En la gran familia de los sentimientos encontramos algunos especialmente poderosos: las pasiones. Son conocidas desde antiguo como agitaciones anímicas acompañadas de alteración corporal. Toda pasión es una subida de tensión sentimental. Su intensidad se manifiesta en una fuerte concentración de la atención, capaz de reducir al resto del mundo a ruido de fondo.
“Yo melibeo soy, y a Melibea adoro, y en Melibea creo, y a Melibea amo” dice Calisto. Y le responde su criado Sempronio que “harto mal es tener la voluntad en un solo lugar cautiva”.
Por esa voluntad sofocada, Melibea no quiere sobrevivir a Calisto, y antes de quitarse la vida exclama: “Cuán cautiva tengo mi libertad, cuán presos mis sentidos de tan poderoso amor del muerto caballero.” Esa concentración de la atención se vive como ceguera para todo lo demás. Cegado por la pasión del poder, Macbeth no ve otra cosa que la deseada corona; por eso dice, con asombrosa lucidez, que “nada existe para mí que lo que no existe todavía.”
En el origen de muchas pasiones están las conmociones provocadas por el placer y la belleza. Y en su desarrollo se puede caer en lo patológico.
Escribe Van Gogh a su hermano Theo : “Experimento una increíble claridad en los momentos en que la naturaleza es tan hermosa. Pierdo la conciencia de mi mismo y las imágenes vienen como en sueño”.

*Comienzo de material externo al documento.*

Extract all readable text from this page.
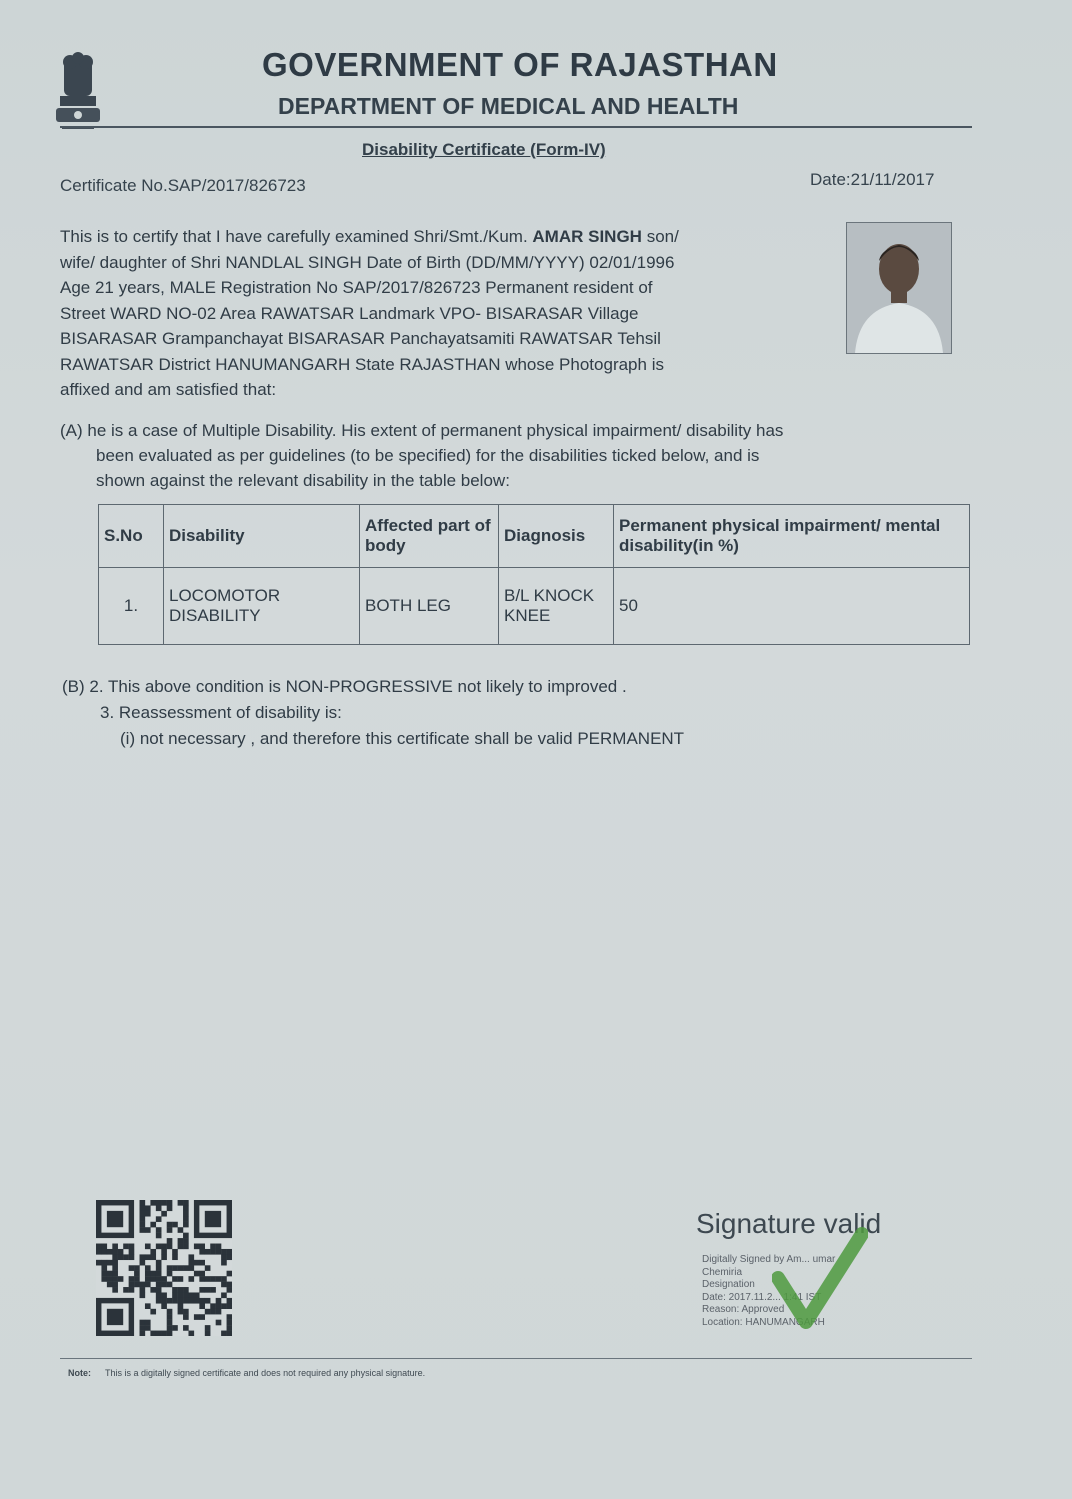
GOVERNMENT OF RAJASTHAN
DEPARTMENT OF MEDICAL AND HEALTH
Disability Certificate (Form-IV)
Certificate No.SAP/2017/826723	Date:21/11/2017
This is to certify that I have carefully examined Shri/Smt./Kum. AMAR SINGH son/
wife/ daughter of Shri NANDLAL SINGH Date of Birth (DD/MM/YYYY) 02/01/1996
Age 21 years, MALE Registration No SAP/2017/826723 Permanent resident of
Street WARD NO-02 Area RAWATSAR Landmark VPO- BISARASAR Village
BISARASAR Grampanchayat BISARASAR Panchayatsamiti RAWATSAR Tehsil
RAWATSAR District HANUMANGARH State RAJASTHAN whose Photograph is
affixed and am satisfied that:
(A) he is a case of Multiple Disability. His extent of permanent physical impairment/ disability has
been evaluated as per guidelines (to be specified) for the disabilities ticked below, and is
shown against the relevant disability in the table below:
S.No	Disability	Affected part of body	Diagnosis	Permanent physical impairment/ mental disability(in %)
1.	LOCOMOTOR DISABILITY	BOTH LEG	B/L KNOCK KNEE	50
(B) 2. This above condition is NON-PROGRESSIVE not likely to improved .
3. Reassessment of disability is:
(i) not necessary , and therefore this certificate shall be valid PERMANENT
Signature valid
Digitally Signed by Am... umar
Chemiria
Designation
Date: 2017.11.2... 1:41 IST
Reason: Approved
Location: HANUMANGARH
Note: This is a digitally signed certificate and does not required any physical signature.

Una pasión no controlada fue la causa de la locura de Don Quijote, a quien “se le pasaban las noches de claro en claro, y los días de turbio en turbio; y así del poco dormir y del micho leer se le secó el cerebro, de manera que vino a perder el juicio”.
La pasión – explica Von Hildebrand – no es únicamente un sentimiento puntual, intenso y violento. Es también la indefensión ante ciertos deseos, la esclavitud que nos hace decir que a alguien le devora su ambición, su sentimiento o su avaricia. Este dominio tiene un carácter irracional, oscuro, como una especie de avasallamiento de la libertad.
¿Somos responsables de nuestros alborotos anímicos y de sus consecuencias? Si la pregunta es clara, la respuesta es confusa: sí y no. Somos responsables de nuestras acciones voluntarias, y no de lo que hacemos por fuerza o necesidad.
A la fuerza puede un navegante ser llevado a la deriva por el viento y las olas, pero no por las pasiones. Dice Aristóteles que sería ridículo considerar involuntaria la conducta de quien se deja arrastrar por la ira o por el deseo de placer, aunque reconoce que ciertos casos pueden ser juzgados con indulgencia.
¿Podríamos considerar involuntaria la conducta del joven Agustín de Hipona cuando reconoce que “mi carne tomó el control de mi persona y yo me entregué a ella incondicionalmente?"
También es necesario reconocer que, si podemos obrar cegados por la pasión, hay pasiones que aumentan la lucidez de quien las padece.
Las pasiones que zarandean a muchos personajes de Shakespeare, lejos de nublar su inteligencia la dotan de diabólica clarividencia. Se diría que incluso poseen un gran autocontrol. No obran sin darse cuenta ni tienen ofuscada la razón.
Nada más humano, en cualquier caso, que la variedad sentimental de la gran literatura y el mejor cine, son el único reino de los sentimientos y las pasiones.
No habría Odisea sin amor a Penélope; ni guerra de Troya sin rapto a Helena; ni Don Quijote sin Dulcinea; ni Yuri Zivago sin Lara.
Y sin ellos la vida no merecería llamarse vida.